Instructor Hangouts Roundtable Pt. 1: Squad-Based Learning

Our first session for this round of Instructor Hangouts was dominated by a topic suggested by Rachel Sanders of PyLadies – how do you make sure a workshop is aimed at just the right level for your students?

The way is fraught with peril. With so little access to effective training in computing, workshops attract everyone from the completely new, to those that have built skills over years of slugging it out on their own, one segmentation fault at a time, and those who may be experienced in other languages but completely green in what our workshops offer; the skills bell curve can be very broad, particularly for larger, classroom-oriented offerings like Software Carpentry, and each of the demographics listed above are looking for something a little different.

SWC has tested and converged upon some effective strategies in the classroom for narrowing the skills bell; by asking students to complete a pre-exam, organizers can group them into beginner and advanced rooms, and run two workshops in parallel; trial and error has indicated that pretesting and not self-selection works best, and that things flow the smoothest when students remain with the same cohort for the whole workshop, and not switch rooms (although Naupaka Zimmerman made a salient point here – what about the students who google the right answer for the pretest, get in the intermediate room, and are forever lost? Perhaps allowing them to drop to the beginner room at lunch on the first day needs to be examined; but I understand Naupaka is already involved in revamping the SWC pretesting procedure, and I trust great things will come from that effort – more on this soon).

But, organizational strategies aside, what do you do when you’re in the middle of it – standing at the front of a class of students who are so lost, they are in grave danger of resigning to remain so forever, or so ahead they’ve completely checked out? I think Rachel’s wisdom from her experience at PyLadies holds the key to the answer.

One of the really cool things about PyLadies, is that many of their offerings sound very collaborative and small-team oriented. Rachel described activities where PyLadies study groups would get together and work on a MOOC, or on coding challenges like Exercism. In their experience, this leveled the playing field for the students, by letting them move along at their own pace, and learn from each other. This was a lightbulb moment for me in thinking about student engagement and addressing the two tails of the skills bell for two reasons.

First, Greg Wilson has ensured my fellow SWC instructors and I are well aware of the concept of peer instruction, and its crucial final step of having students discuss problems in small groups after the instructor explains the correct solution. In such a model, rather than the instructor trying to somehow speak to the very fastest and the most struggling students simultaneously, the tails of the bell curve are turned in on themselves: as the students discuss amongst themselves, the weakest students get personal tutoring from the strongest students, and those stronger students get the invaluable exercise of learning how to make their understanding so clear that it can be verbalized and transmitted, thus benefiting all.

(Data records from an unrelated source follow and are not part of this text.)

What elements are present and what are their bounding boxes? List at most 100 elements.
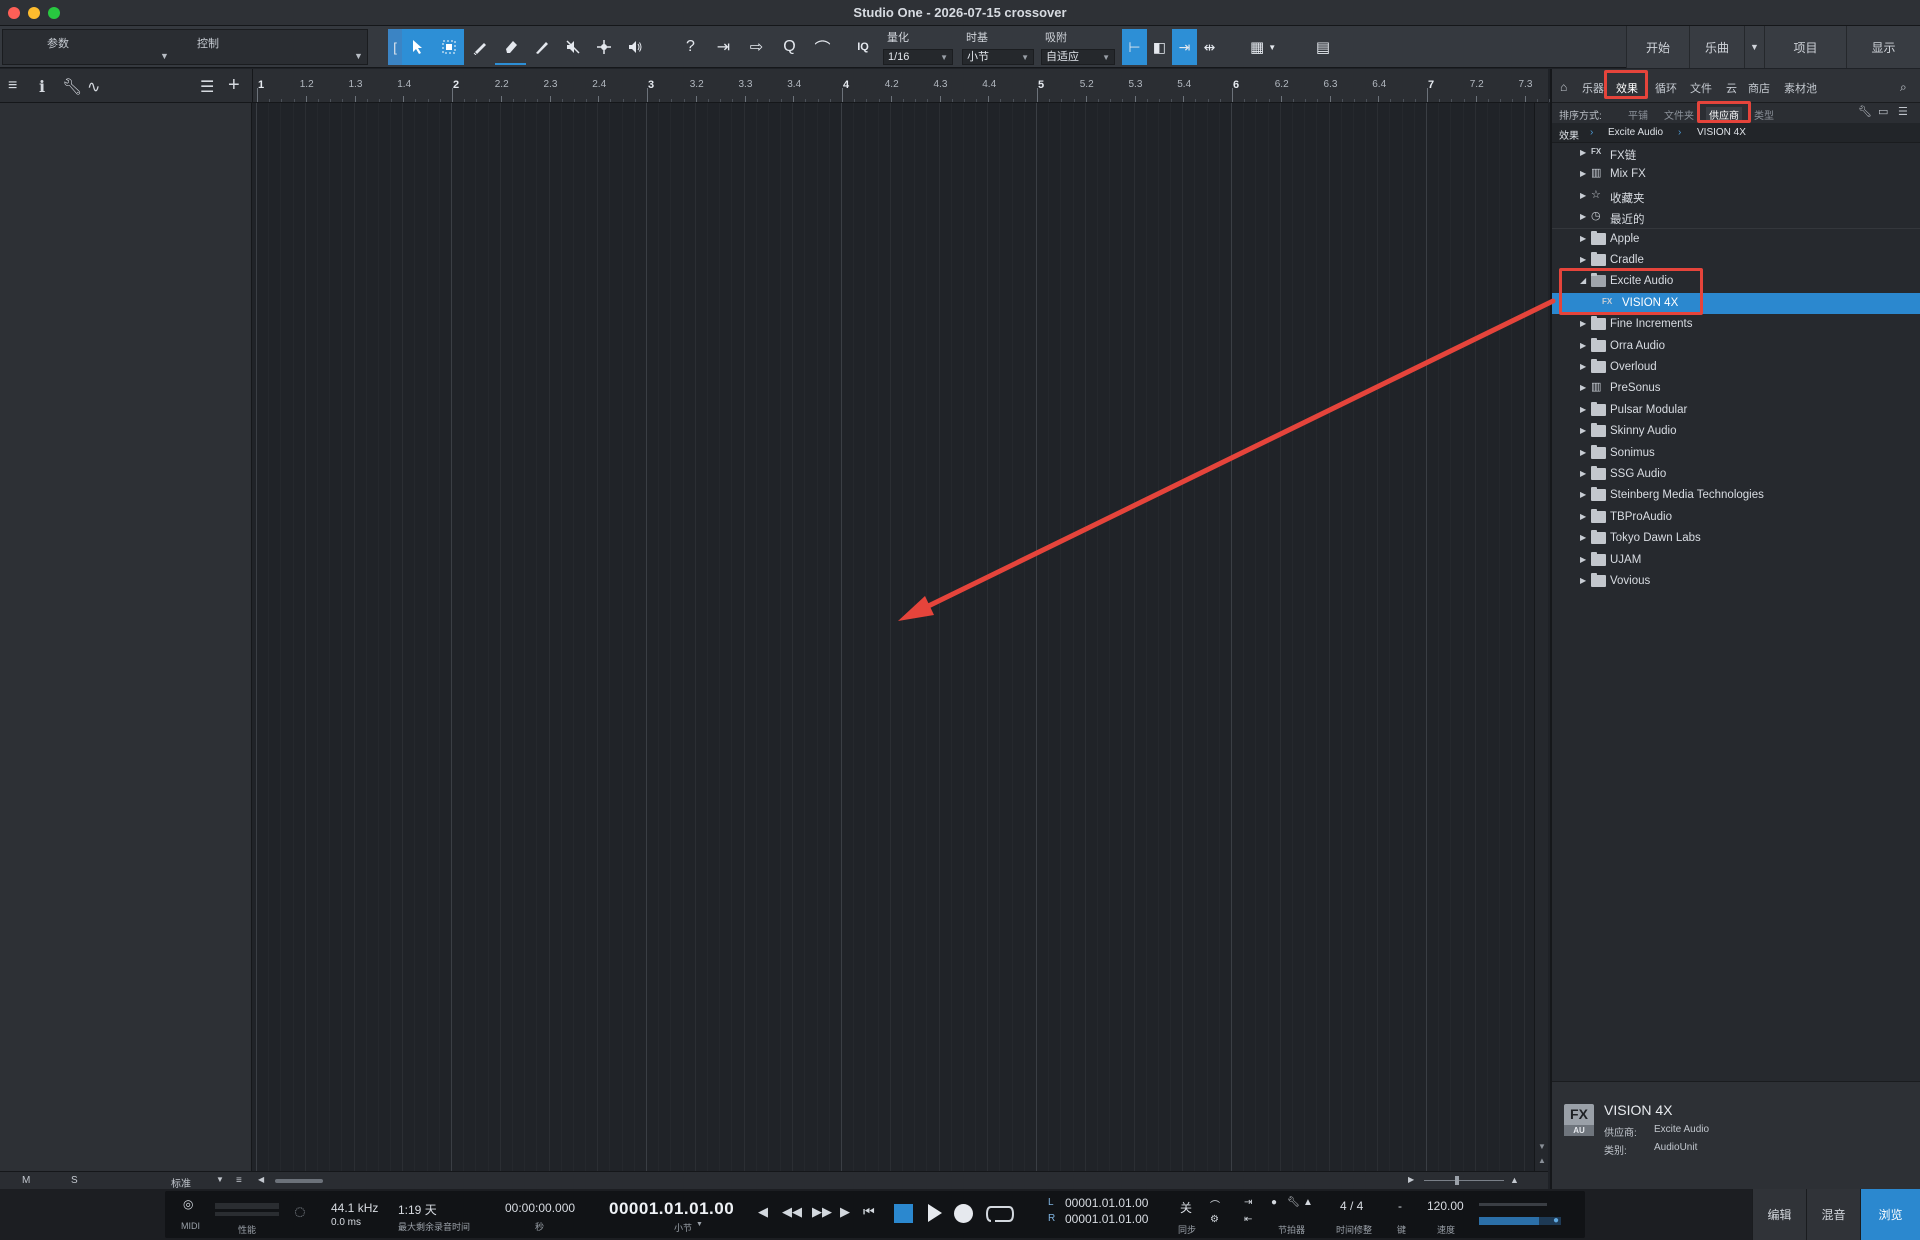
split-tool-icon[interactable] bbox=[464, 29, 495, 65]
sort-flat[interactable]: 平铺 bbox=[1628, 107, 1648, 122]
tree-item[interactable]: ▶ Steinberg Media Technologies bbox=[1552, 485, 1920, 506]
scroll-down-icon[interactable]: ▼ bbox=[1538, 1142, 1546, 1151]
breadcrumb-vendor[interactable]: Excite Audio bbox=[1608, 127, 1663, 138]
tab-project[interactable]: 项目 bbox=[1764, 26, 1846, 68]
snap-grid-icon[interactable]: ⊢ bbox=[1122, 29, 1147, 65]
zoom-slider-thumb[interactable] bbox=[1455, 1176, 1459, 1185]
track-list-icon[interactable]: ≡ bbox=[8, 77, 17, 95]
add-track-icon[interactable]: + bbox=[228, 74, 240, 97]
expand-icon[interactable]: ▶ bbox=[1580, 469, 1586, 478]
song-dropdown-icon[interactable]: ▼ bbox=[1744, 26, 1764, 68]
expand-icon[interactable]: ▶ bbox=[1580, 255, 1586, 264]
browser-preview-icon[interactable]: ▭ bbox=[1878, 105, 1888, 118]
breadcrumb-effects[interactable]: 效果 bbox=[1559, 127, 1579, 142]
automation-icon[interactable]: ∿ bbox=[87, 77, 100, 97]
expand-icon[interactable]: ▶ bbox=[1580, 405, 1586, 414]
follow-icon[interactable]: ⇹ bbox=[1197, 29, 1222, 65]
sort-type[interactable]: 类型 bbox=[1754, 107, 1774, 122]
wrench-icon[interactable]: 🔧︎ bbox=[62, 77, 82, 97]
loop-right-value[interactable]: 00001.01.01.00 bbox=[1065, 1212, 1148, 1226]
time-signature[interactable]: 4 / 4 bbox=[1340, 1199, 1363, 1213]
browser-wrench-icon[interactable]: 🔧︎ bbox=[1858, 105, 1872, 118]
tempo-value[interactable]: 120.00 bbox=[1427, 1199, 1464, 1213]
forward-icon[interactable]: ▶▶ bbox=[812, 1204, 832, 1220]
rewind-icon[interactable]: ◀◀ bbox=[782, 1204, 802, 1220]
tree-item[interactable]: ▶ FX FX链 bbox=[1552, 143, 1920, 164]
control-dropdown-icon[interactable]: ▼ bbox=[354, 51, 363, 61]
tab-loops[interactable]: 循环 bbox=[1655, 80, 1677, 96]
forward-end-icon[interactable]: ▶ bbox=[840, 1204, 850, 1220]
tab-instruments[interactable]: 乐器 bbox=[1582, 80, 1604, 96]
tab-start[interactable]: 开始 bbox=[1626, 26, 1689, 68]
mute-tool-icon[interactable] bbox=[557, 29, 588, 65]
tree-item[interactable]: ▶ ▥ PreSonus bbox=[1552, 378, 1920, 399]
expand-icon[interactable]: ▶ bbox=[1580, 319, 1586, 328]
track-layout-icon[interactable]: ≡ bbox=[236, 1175, 242, 1186]
tree-item[interactable]: ▶ ☆ 收藏夹 bbox=[1552, 186, 1920, 207]
arrow-tool-icon[interactable] bbox=[402, 29, 433, 65]
breadcrumb-plugin[interactable]: VISION 4X bbox=[1697, 127, 1746, 138]
sync-value[interactable]: 关 bbox=[1180, 1199, 1192, 1216]
autoscroll-icon[interactable]: ⇥ bbox=[1172, 29, 1197, 65]
tree-item[interactable]: ▶ ◷ 最近的 bbox=[1552, 207, 1920, 228]
preroll-icon[interactable]: ⇤ bbox=[1244, 1214, 1252, 1225]
range-tool-icon[interactable] bbox=[433, 29, 464, 65]
tab-store[interactable]: 商店 bbox=[1748, 80, 1770, 96]
nudge-forward-icon[interactable]: ⇥ bbox=[707, 29, 740, 65]
loop-button-icon[interactable] bbox=[985, 1203, 1015, 1225]
tab-cloud[interactable]: 云 bbox=[1726, 80, 1737, 96]
inspector-icon[interactable]: i bbox=[39, 77, 45, 96]
expand-icon[interactable]: ▶ bbox=[1580, 362, 1586, 371]
tree-item[interactable]: ▶ Vovious bbox=[1552, 571, 1920, 592]
scroll-right-icon[interactable]: ▶ bbox=[1408, 1175, 1414, 1184]
tab-mix[interactable]: 混音 bbox=[1806, 1189, 1860, 1240]
tab-song[interactable]: 乐曲 bbox=[1689, 26, 1744, 68]
loop-rec-icon[interactable]: ⌒ bbox=[806, 29, 839, 65]
scroll-zoom-icon[interactable]: ▲ bbox=[1538, 1156, 1546, 1165]
expand-icon[interactable]: ▶ bbox=[1580, 533, 1586, 542]
eraser-tool-icon[interactable] bbox=[495, 29, 526, 65]
mute-all-button[interactable]: M bbox=[22, 1175, 30, 1186]
stop-button[interactable] bbox=[894, 1204, 913, 1223]
snap-select[interactable]: 吸附 自适应 ▼ bbox=[1041, 29, 1115, 65]
browser-list-icon[interactable]: ☰ bbox=[1898, 105, 1908, 118]
tab-files[interactable]: 文件 bbox=[1690, 80, 1712, 96]
position-dropdown-icon[interactable]: ▼ bbox=[696, 1221, 703, 1228]
track-options-icon[interactable]: ☰ bbox=[200, 77, 214, 97]
expand-icon[interactable]: ▶ bbox=[1580, 191, 1586, 200]
metronome-settings-icon[interactable]: 🔧︎ bbox=[1287, 1197, 1300, 1208]
tree-item[interactable]: ▶ Pulsar Modular bbox=[1552, 400, 1920, 421]
expand-icon[interactable]: ▶ bbox=[1580, 148, 1586, 157]
horizontal-scroll-thumb[interactable] bbox=[275, 1179, 323, 1183]
search-zoom-icon[interactable]: Q bbox=[773, 29, 806, 65]
expand-icon[interactable]: ▶ bbox=[1580, 512, 1586, 521]
video-icon[interactable]: ▤ bbox=[1312, 29, 1334, 65]
tree-item[interactable]: ▶ TBProAudio bbox=[1552, 507, 1920, 528]
tree-item[interactable]: ▶ SSG Audio bbox=[1552, 464, 1920, 485]
tab-show[interactable]: 显示 bbox=[1846, 26, 1920, 68]
loop-left-value[interactable]: 00001.01.01.00 bbox=[1065, 1196, 1148, 1210]
expand-icon[interactable]: ▶ bbox=[1580, 212, 1586, 221]
position-display[interactable]: 00001.01.01.00 bbox=[609, 1199, 734, 1219]
expand-icon[interactable]: ▶ bbox=[1580, 490, 1586, 499]
tab-browse[interactable]: 浏览 bbox=[1860, 1189, 1920, 1240]
tree-item[interactable]: ▶ Skinny Audio bbox=[1552, 421, 1920, 442]
key-value[interactable]: - bbox=[1398, 1199, 1402, 1213]
tree-item[interactable]: ▶ Orra Audio bbox=[1552, 336, 1920, 357]
help-icon[interactable]: ? bbox=[674, 29, 707, 65]
params-dropdown-icon[interactable]: ▼ bbox=[160, 51, 169, 61]
snap-marker-icon[interactable]: ◧ bbox=[1147, 29, 1172, 65]
expand-icon[interactable]: ▶ bbox=[1580, 448, 1586, 457]
expand-icon[interactable]: ▶ bbox=[1580, 555, 1586, 564]
expand-icon[interactable]: ▶ bbox=[1580, 576, 1586, 585]
tab-edit[interactable]: 编辑 bbox=[1752, 1189, 1806, 1240]
precount-icon[interactable]: ⌒ bbox=[1210, 1197, 1220, 1212]
metronome-icon[interactable]: ▲ bbox=[1303, 1197, 1313, 1208]
tree-item[interactable]: ▶ Sonimus bbox=[1552, 443, 1920, 464]
track-height-dropdown-icon[interactable]: ▼ bbox=[216, 1175, 224, 1184]
expand-icon[interactable]: ▶ bbox=[1580, 383, 1586, 392]
tool-bracket-icon[interactable]: [ bbox=[388, 29, 402, 65]
sort-folder[interactable]: 文件夹 bbox=[1664, 107, 1694, 122]
metronome-dot-icon[interactable]: ● bbox=[1271, 1197, 1277, 1208]
tree-item[interactable]: ▶ ▥ Mix FX bbox=[1552, 164, 1920, 185]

I suspect the PyLadies experience is producing much the same synergy of tutor and tutee.

Second, I thought back to my own teaching experience at SWC. To put it bluntly: students hate it when I talk too much. I speak too quickly, go off on weird tangents, and I often get too excited to get to the ‘cool parts’, and overshoot early. Conversely though, they love the exercises and brain-teasers that I give them, and encourage them to chew on in small groups – these exercises are dynamos of motivation and engagement. This reaction from students is not unique to me, either; many instructors have experienced the exact same response. Could it be that the reason the students get so excited by the hands on exercises, is that they get to start benefiting from the proven advantages of collaborative learning, and stop being subjected to a lecture that just doesn’t fit their level? Which begs the question: in a classroom where it is impossible to speak to everyone’s level at once, should we start thinking of peer instruction, and not lecture, as the real primary vehicle to our students’ learning?

Evidence remains to be collected, but experience across many instructors and several different workshop offerings is beginning to align. The sermon model was never meant to educate; perhaps the way forward for teaching at our industrial scale isn’t in massive oration, but in simple, collaborative squads of colleagues.